OTTAWA — The Defence Department's top procurement official is warning of fresh delays in the delivery of already overdue warships and other new equipment to the Canadian Armed Forces because of COVID-19.
Assistant deputy minister of materiel Troy Crosby says the Halifax and Vancouver shipyards building new fleets for Canada's navy and coast guard have been hit particularly hard by lockdowns and supply chain disruptions.
And while the government is working with the shipyards to determine the full extent of the problem, Crosby tells The Canadian Press in an exclusive interview that their already revised delivery schedules will slip yet again.
“The shipbuilding projects ... are the ones where we probably are going to see cumulatively the largest impacts,” he said, adding: “There's going to have to be a schedule adjustment.”
Any schedule slippage will delay delivery of much-needed new ships for the navy's aging fleet, which has seen two support ships and three destroyers retired over the past decade, vessels that still haven't been replaced.
It will also mean even higher costs for the more than 20 navy and coast guard ships currently being built or which have yet to begin, all of which have seen their budgets increase as a result of past delays.
Parliamentary budget officer Yves Giroux laid out the potential cost increases for just one project in a report last week in which he pegged the price tag of the government’s plan to build two polar icebreakers for the coast guard at $7.25 billion.
The budget watchdog’s report estimated a one-year delay would add $235 million to the overall cost, while a two-year delay would result in a $472-million increase.
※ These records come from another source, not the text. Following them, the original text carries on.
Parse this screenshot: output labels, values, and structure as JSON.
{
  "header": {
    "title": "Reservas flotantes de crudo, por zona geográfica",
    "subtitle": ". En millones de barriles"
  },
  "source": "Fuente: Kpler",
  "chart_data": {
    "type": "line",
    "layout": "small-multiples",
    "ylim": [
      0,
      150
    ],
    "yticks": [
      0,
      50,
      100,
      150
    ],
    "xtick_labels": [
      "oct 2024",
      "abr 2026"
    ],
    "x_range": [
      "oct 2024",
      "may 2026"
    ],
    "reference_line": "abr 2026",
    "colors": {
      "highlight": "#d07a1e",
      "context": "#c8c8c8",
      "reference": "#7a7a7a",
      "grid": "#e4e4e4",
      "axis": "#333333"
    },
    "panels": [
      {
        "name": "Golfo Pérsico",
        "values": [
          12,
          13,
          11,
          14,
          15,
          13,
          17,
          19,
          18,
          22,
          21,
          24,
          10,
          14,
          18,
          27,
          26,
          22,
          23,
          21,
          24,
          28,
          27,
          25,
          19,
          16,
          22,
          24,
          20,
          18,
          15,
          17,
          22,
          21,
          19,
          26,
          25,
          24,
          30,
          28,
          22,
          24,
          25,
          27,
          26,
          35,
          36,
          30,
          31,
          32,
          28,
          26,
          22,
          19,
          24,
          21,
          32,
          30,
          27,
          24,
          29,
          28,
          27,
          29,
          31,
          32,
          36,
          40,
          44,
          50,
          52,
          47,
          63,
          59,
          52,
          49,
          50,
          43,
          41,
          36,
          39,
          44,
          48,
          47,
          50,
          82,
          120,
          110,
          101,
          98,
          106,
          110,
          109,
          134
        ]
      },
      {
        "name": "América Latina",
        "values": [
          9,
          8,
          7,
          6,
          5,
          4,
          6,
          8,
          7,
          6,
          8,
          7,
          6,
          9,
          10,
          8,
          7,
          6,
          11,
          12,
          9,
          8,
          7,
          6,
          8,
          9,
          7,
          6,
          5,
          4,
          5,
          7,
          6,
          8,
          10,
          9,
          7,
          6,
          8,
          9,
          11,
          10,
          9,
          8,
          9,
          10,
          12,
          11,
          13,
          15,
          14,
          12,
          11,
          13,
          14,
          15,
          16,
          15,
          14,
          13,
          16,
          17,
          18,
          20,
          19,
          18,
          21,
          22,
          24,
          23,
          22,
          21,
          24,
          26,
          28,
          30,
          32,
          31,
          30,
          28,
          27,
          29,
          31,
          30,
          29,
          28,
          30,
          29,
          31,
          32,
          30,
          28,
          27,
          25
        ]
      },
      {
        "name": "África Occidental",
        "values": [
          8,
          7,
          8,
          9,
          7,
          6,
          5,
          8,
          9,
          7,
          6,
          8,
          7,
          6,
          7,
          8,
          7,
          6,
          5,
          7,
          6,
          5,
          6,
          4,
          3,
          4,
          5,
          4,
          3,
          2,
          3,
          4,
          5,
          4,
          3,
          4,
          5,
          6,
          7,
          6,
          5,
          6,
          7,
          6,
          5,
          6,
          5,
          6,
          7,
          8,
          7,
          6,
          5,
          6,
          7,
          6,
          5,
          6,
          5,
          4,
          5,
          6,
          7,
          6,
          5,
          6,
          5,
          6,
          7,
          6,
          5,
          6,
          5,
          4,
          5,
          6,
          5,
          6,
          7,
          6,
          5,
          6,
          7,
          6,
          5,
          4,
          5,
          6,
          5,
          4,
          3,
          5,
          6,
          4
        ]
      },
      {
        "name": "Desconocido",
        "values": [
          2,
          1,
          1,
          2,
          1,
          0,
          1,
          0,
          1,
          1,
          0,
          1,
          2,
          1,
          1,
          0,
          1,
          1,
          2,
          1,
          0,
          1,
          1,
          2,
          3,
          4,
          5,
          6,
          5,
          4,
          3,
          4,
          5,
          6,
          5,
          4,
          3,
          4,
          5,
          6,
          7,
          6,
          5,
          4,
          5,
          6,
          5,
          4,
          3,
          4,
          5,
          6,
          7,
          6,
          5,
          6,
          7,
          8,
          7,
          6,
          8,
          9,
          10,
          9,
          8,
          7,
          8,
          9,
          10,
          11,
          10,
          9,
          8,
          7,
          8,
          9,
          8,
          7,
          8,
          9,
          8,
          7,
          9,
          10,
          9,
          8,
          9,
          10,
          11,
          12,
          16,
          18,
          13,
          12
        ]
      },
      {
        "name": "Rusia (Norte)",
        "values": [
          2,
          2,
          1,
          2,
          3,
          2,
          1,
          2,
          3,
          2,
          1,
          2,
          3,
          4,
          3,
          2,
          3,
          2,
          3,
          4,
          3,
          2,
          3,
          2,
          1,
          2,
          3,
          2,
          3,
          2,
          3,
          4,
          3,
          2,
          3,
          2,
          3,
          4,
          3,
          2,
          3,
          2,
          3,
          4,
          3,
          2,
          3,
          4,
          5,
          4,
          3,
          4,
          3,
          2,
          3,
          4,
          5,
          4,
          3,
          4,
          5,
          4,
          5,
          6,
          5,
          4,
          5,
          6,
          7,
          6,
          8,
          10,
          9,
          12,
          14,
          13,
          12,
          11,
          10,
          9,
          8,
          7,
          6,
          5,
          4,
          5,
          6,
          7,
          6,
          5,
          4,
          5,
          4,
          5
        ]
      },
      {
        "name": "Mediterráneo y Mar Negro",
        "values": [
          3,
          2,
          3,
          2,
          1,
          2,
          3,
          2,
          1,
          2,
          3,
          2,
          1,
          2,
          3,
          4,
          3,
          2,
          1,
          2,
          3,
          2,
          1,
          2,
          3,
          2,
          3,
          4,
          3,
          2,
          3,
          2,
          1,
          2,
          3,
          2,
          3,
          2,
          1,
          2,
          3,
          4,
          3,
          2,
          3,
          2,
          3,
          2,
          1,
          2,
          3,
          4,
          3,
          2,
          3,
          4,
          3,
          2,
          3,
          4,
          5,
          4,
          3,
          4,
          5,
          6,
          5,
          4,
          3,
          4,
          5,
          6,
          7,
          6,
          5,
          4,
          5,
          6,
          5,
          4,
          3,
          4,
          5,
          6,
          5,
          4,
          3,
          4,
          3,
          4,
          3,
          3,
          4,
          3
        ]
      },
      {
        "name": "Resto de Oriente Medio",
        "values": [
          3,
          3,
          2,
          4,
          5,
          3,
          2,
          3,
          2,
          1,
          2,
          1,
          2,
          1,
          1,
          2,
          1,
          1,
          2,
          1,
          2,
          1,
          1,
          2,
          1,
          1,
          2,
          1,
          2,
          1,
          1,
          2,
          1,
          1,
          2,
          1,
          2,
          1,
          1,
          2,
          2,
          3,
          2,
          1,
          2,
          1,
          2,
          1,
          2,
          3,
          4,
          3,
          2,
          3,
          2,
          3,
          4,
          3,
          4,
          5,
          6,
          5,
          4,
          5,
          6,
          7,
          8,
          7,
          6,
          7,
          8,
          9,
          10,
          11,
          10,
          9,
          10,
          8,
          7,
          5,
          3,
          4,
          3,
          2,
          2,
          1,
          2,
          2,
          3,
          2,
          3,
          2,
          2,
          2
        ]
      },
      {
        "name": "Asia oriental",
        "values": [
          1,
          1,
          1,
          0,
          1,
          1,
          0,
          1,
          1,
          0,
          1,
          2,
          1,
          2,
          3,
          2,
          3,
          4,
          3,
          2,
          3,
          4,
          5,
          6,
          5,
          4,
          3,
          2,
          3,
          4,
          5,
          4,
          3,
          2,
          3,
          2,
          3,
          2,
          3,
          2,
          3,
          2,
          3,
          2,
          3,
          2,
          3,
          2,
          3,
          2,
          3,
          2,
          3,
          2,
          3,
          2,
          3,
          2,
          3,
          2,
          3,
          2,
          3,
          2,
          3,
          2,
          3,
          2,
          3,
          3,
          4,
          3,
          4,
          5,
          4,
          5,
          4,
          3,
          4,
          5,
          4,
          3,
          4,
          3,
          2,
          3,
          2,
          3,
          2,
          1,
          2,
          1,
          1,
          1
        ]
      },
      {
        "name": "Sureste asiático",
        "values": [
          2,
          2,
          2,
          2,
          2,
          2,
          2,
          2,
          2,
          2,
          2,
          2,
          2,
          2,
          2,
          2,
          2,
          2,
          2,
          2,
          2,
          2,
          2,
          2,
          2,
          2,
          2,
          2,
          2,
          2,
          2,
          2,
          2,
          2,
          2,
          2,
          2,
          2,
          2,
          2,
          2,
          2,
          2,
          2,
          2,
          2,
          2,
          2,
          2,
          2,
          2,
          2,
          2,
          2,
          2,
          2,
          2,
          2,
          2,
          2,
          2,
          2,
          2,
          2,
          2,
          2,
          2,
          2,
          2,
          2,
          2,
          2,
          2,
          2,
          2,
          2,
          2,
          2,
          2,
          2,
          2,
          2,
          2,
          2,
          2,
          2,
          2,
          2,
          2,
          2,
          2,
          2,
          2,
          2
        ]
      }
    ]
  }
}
Ottawa initially budgeted $700 million in 2008 to build one icebreaker.
Giroux has also predicted a one-year delay in delivery of 15 new warships for the navy would add $2.3 billion to his current estimated cost of $77 billion, while a two-year delay would result in the fleet costing $4.8 billion more.
Government officials have previously dismissed Giroux’s figure of $77 billion, insisting the warships’ $60-billion budget remains sufficient thanks to built-in contingencies and what they say are errors in his calculations.
But each significant budget overrun sets up a potential debate within government around whether to throw more money into the project or cut back on the number or quality of ships that it plans to buy.
Crosby acknowledged without providing details that cost increases are likely, noting recent stresses on supply chains alone have made it more expensive to buy and transport materials to the shipyards for those vessels currently under construction.
Various lockdowns and other public health measures have also resulted in lost productivity, Crosby said, with the shipyards having to close at different times and implement physical distancing and other measures to prevent the spread of COVID-19.
“More recently, so in the last few months, the shipyards have been reporting that they’re seeing quite a bit of churn, quite a bit of turnover, in their workforce,” he said, adding the problem has been exacerbated by a shortage of qualified college graduates.
Representations for Irving and Seaspan did not immediately respond to requests for comment on Tuesday.
Crosby says other military procurement projects are being affected by the pandemic as well, including the expected delivery of new search-and-rescue aircraft to replace the Royal Canadian Air Force’s ancient fleet of Buffaloes and older-model Hercules.
The new Kingfishers are being built in Spain, and travel restrictions have delayed delivery of several of the aircraft, though the air force says it is pressing ahead with plans to finally retire the 50-year-old Buffalo fleet next month.
Other projects such as the move to buy new fighter jets are moving ahead despite the pandemic, Crosby said, adding the government is still hoping to get the first replacement for Canada’s CF-18s in 2025.
Yet the shipbuilding projects are his top concern, and while the government is working with the shipyards to ease the effects of COVID-19, “whether it’s significant or not is going to depend on whether or not it’s long-term,” he said.
“We’re all waiting to see exactly what the longer-term implications are.”